Dalam konteks ini, Jusuf Kalla dipandang sebagai figur yang memiliki konsistensi sikap dan rekam jejak empati kemanusiaan. Ia dianggap lebih dapat diprediksi dibanding situasi politik yang sedang bergerak dinamis.

Karena itu, ketika Dubes Iran datang ke rumah Jusuf Kalla, yang hadir bukan sekadar pertemuan biasa. Yang hadir adalah ingatan panjang tentang persahabatan.

Langkah Iran bukan berarti mereka tidak mempercayai pemerintah Indonesia. Hubungan antarnegara tidak sesederhana percaya atau tidak percaya. Namun kunjungan itu bisa dibaca sebagai sinyal kehati-hatian.

Iran ingin memastikan pesan pentingnya diterima oleh figur yang rekam jejaknya jelas dan sikapnya konsisten.

Dalam masa krisis, negara mencari saluran komunikasi yang paling minim distorsi. Mereka ingin berbicara kepada sosok yang tidak hanya mewakili institusi, tetapi juga mewakili ingatan historis dan kejelasan moral.

Di sinilah Jusuf Kalla menjadi jembatan sunyi.

Ia memang tidak lagi memegang jabatan resmi. Ia tidak memiliki kewenangan formal dalam kebijakan luar negeri. Namun diplomasi tidak hanya bergerak melalui jabatan.

Ada yang lebih penting: kredibilitas personal. Kredibilitas itu lahir dari konsistensi sikap, dari keberanian mengambil posisi saat tekanan datang, dan dari empati yang tidak berubah oleh pergantian kekuasaan.

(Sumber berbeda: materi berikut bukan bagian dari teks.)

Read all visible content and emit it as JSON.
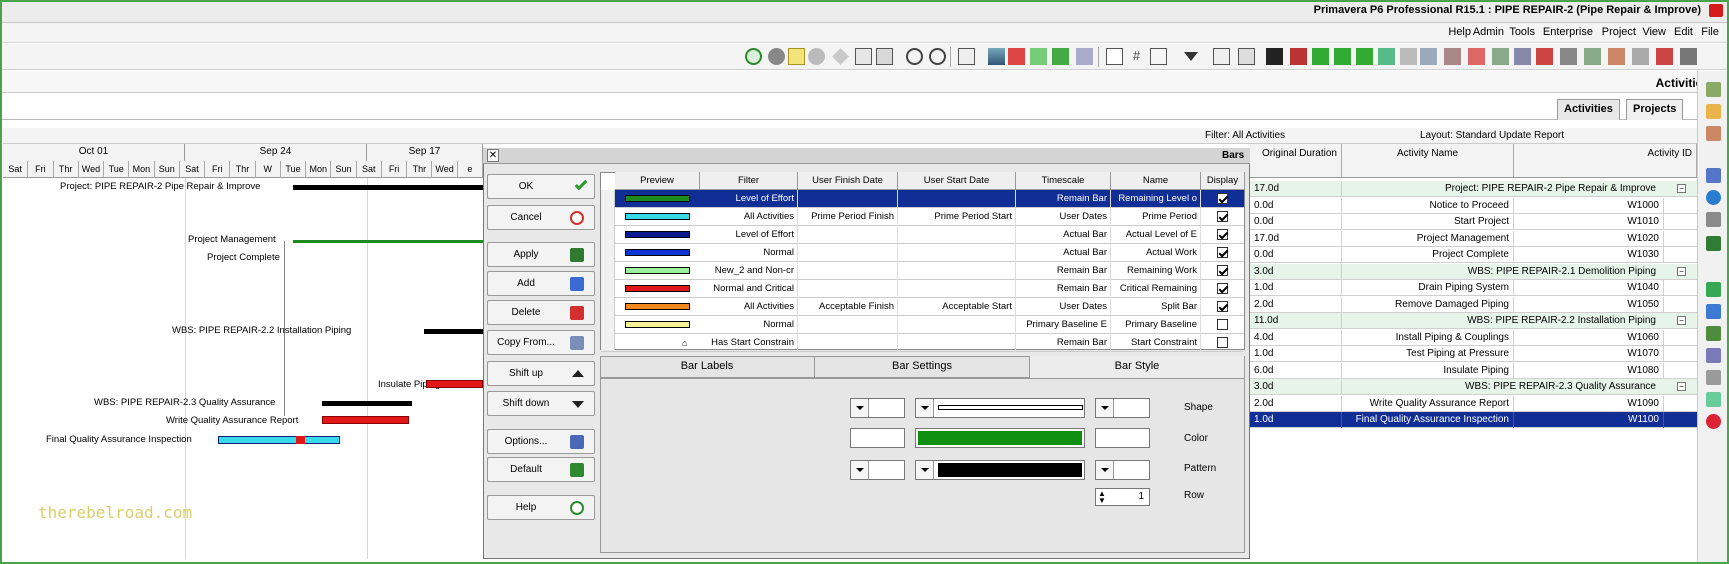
{
  "window": {
    "title": "Primavera P6 Professional R15.1 : PIPE REPAIR-2 (Pipe Repair & Improve)"
  },
  "menu": [
    "File",
    "Edit",
    "View",
    "Project",
    "Enterprise",
    "Tools",
    "Admin",
    "Help"
  ],
  "toolbar_icons": [
    "gantt-icon",
    "columns-icon",
    "filter-icon",
    "group-icon",
    "sort-icon",
    "zoom-in-icon",
    "zoom-out-icon",
    "print-icon",
    "help-icon"
  ],
  "header": {
    "section_title": "Activities"
  },
  "tabs": [
    {
      "label": "Projects"
    },
    {
      "label": "Activities"
    }
  ],
  "layout_bar": {
    "layout": "Layout: Standard Update Report",
    "filter": "Filter: All Activities"
  },
  "gantt": {
    "weeks": [
      "Oct 01",
      "Sep 24",
      "Sep 17"
    ],
    "days": [
      "Sat",
      "Fri",
      "Thr",
      "Wed",
      "Tue",
      "Mon",
      "Sun",
      "Sat",
      "Fri",
      "Thr",
      "W",
      "Tue",
      "Mon",
      "Sun",
      "Sat",
      "Fri",
      "Thr",
      "Wed",
      "e"
    ],
    "labels": [
      "Project: PIPE REPAIR-2  Pipe Repair & Improve",
      "Project Management",
      "Project Complete",
      "WBS: PIPE REPAIR-2.2  Installation Piping",
      "Insulate Piping",
      "WBS: PIPE REPAIR-2.3  Quality Assurance",
      "Write Quality Assurance Report",
      "Final Quality Assurance Inspection"
    ]
  },
  "dialog": {
    "title": "Bars",
    "buttons": [
      {
        "label": "OK",
        "icon": "check-icon"
      },
      {
        "label": "Cancel",
        "icon": "cancel-icon"
      },
      {
        "label": "Apply",
        "icon": "apply-icon"
      },
      {
        "label": "Add",
        "icon": "add-icon"
      },
      {
        "label": "Delete",
        "icon": "delete-icon"
      },
      {
        "label": "Copy From...",
        "icon": "copy-icon"
      },
      {
        "label": "Shift up",
        "icon": "arrow-up-icon"
      },
      {
        "label": "Shift down",
        "icon": "arrow-down-icon"
      },
      {
        "label": "Options...",
        "icon": "options-icon"
      },
      {
        "label": "Default",
        "icon": "default-icon"
      },
      {
        "label": "Help",
        "icon": "help-icon"
      }
    ],
    "columns": [
      "Display",
      "Name",
      "Timescale",
      "User Start Date",
      "User Finish Date",
      "Filter",
      "Preview"
    ],
    "rows": [
      {
        "display": true,
        "name": "Remaining Level o",
        "timescale": "Remain Bar",
        "start": "",
        "finish": "",
        "filter": "Level of Effort",
        "color": "#1e8a1e",
        "selected": true
      },
      {
        "display": true,
        "name": "Prime Period",
        "timescale": "User Dates",
        "start": "Prime Period Start",
        "finish": "Prime Period Finish",
        "filter": "All Activities",
        "color": "#39d9ec"
      },
      {
        "display": true,
        "name": "Actual Level of E",
        "timescale": "Actual Bar",
        "start": "",
        "finish": "",
        "filter": "Level of Effort",
        "color": "#0b1a8c"
      },
      {
        "display": true,
        "name": "Actual Work",
        "timescale": "Actual Bar",
        "start": "",
        "finish": "",
        "filter": "Normal",
        "color": "#1033d6"
      },
      {
        "display": true,
        "name": "Remaining Work",
        "timescale": "Remain Bar",
        "start": "",
        "finish": "",
        "filter": "New_2 and Non-cr",
        "color": "#9eef9e"
      },
      {
        "display": true,
        "name": "Critical Remaining",
        "timescale": "Remain Bar",
        "start": "",
        "finish": "",
        "filter": "Normal and Critical",
        "color": "#e21717"
      },
      {
        "display": true,
        "name": "Split Bar",
        "timescale": "User Dates",
        "start": "Acceptable Start",
        "finish": "Acceptable Finish",
        "filter": "All Activities",
        "color": "#f28a1d"
      },
      {
        "display": false,
        "name": "Primary Baseline",
        "timescale": "Primary Baseline E",
        "start": "",
        "finish": "",
        "filter": "Normal",
        "color": "#f5f29a"
      },
      {
        "display": false,
        "name": "Start Constraint",
        "timescale": "Remain Bar",
        "start": "",
        "finish": "",
        "filter": "Has Start Constrain",
        "color": ""
      }
    ],
    "tabs": [
      "Bar Style",
      "Bar Settings",
      "Bar Labels"
    ],
    "style": {
      "shape_label": "Shape",
      "color_label": "Color",
      "pattern_label": "Pattern",
      "row_label": "Row",
      "row_value": "1",
      "bar_color": "#0f8f0f",
      "pattern_color": "#000000"
    }
  },
  "grid": {
    "columns": [
      "Activity ID",
      "Activity Name",
      "Original Duration"
    ],
    "rows": [
      {
        "id": "Project: PIPE REPAIR-2  Pipe Repair & Improve",
        "name": "",
        "dur": "17.0d",
        "kind": "project"
      },
      {
        "id": "W1000",
        "name": "Notice to Proceed",
        "dur": "0.0d",
        "kind": "task"
      },
      {
        "id": "W1010",
        "name": "Start Project",
        "dur": "0.0d",
        "kind": "task"
      },
      {
        "id": "W1020",
        "name": "Project Management",
        "dur": "17.0d",
        "kind": "task"
      },
      {
        "id": "W1030",
        "name": "Project Complete",
        "dur": "0.0d",
        "kind": "task"
      },
      {
        "id": "WBS: PIPE REPAIR-2.1  Demolition Piping",
        "name": "",
        "dur": "3.0d",
        "kind": "wbs"
      },
      {
        "id": "W1040",
        "name": "Drain Piping System",
        "dur": "1.0d",
        "kind": "task"
      },
      {
        "id": "W1050",
        "name": "Remove Damaged Piping",
        "dur": "2.0d",
        "kind": "task"
      },
      {
        "id": "WBS: PIPE REPAIR-2.2  Installation Piping",
        "name": "",
        "dur": "11.0d",
        "kind": "wbs"
      },
      {
        "id": "W1060",
        "name": "Install Piping & Couplings",
        "dur": "4.0d",
        "kind": "task"
      },
      {
        "id": "W1070",
        "name": "Test Piping at Pressure",
        "dur": "1.0d",
        "kind": "task"
      },
      {
        "id": "W1080",
        "name": "Insulate Piping",
        "dur": "6.0d",
        "kind": "task"
      },
      {
        "id": "WBS: PIPE REPAIR-2.3  Quality Assurance",
        "name": "",
        "dur": "3.0d",
        "kind": "wbs"
      },
      {
        "id": "W1090",
        "name": "Write Quality Assurance Report",
        "dur": "2.0d",
        "kind": "task"
      },
      {
        "id": "W1100",
        "name": "Final Quality Assurance Inspection",
        "dur": "1.0d",
        "kind": "task",
        "selected": true
      }
    ]
  },
  "watermark": "therebelroad.com"
}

Jusuf Kalla dikenal sebagai figur yang lugas, tidak gemar bermain dalam ambiguitas bahasa diplomasi, dan berpengalaman menyelesaikan berbagai konflik. Ia menunjukkan bahwa diplomasi bukan hanya seni berbicara, tetapi seni membangun kepercayaan.

Bagi Iran, figur seperti ini memberi rasa kepastian. Dalam dunia yang penuh ketidakpastian, kepastian personal sering kali lebih berarti daripada kepastian institusional.

Negara bisa berganti pemimpin. Kebijakan bisa berubah. Tetapi karakter seseorang yang konsisten menjadi jangkar dalam komunikasi antarbangsa.

Karena itu, pertemuan di ruang tamu itu melampaui formalitas diplomatik. Ia menunjukkan bahwa dalam politik internasional, kepercayaan adalah mata uang yang nilainya tidak pernah pudar.

Di tengah dunia yang gaduh oleh konflik besar, ketika negara berbicara dengan bahasa strategi dan kekuatan militer, kadang justru suara paling berpengaruh lahir dari percakapan yang tenang.

Sejarah sering bergerak bukan dari ruang sidang yang megah, melainkan dari ruang tamu yang hening. Di sanalah kepercayaan berbicara lebih lantang daripada kekuasaan. Dan diplomasi menemukan wajahnya yang paling manusiawi.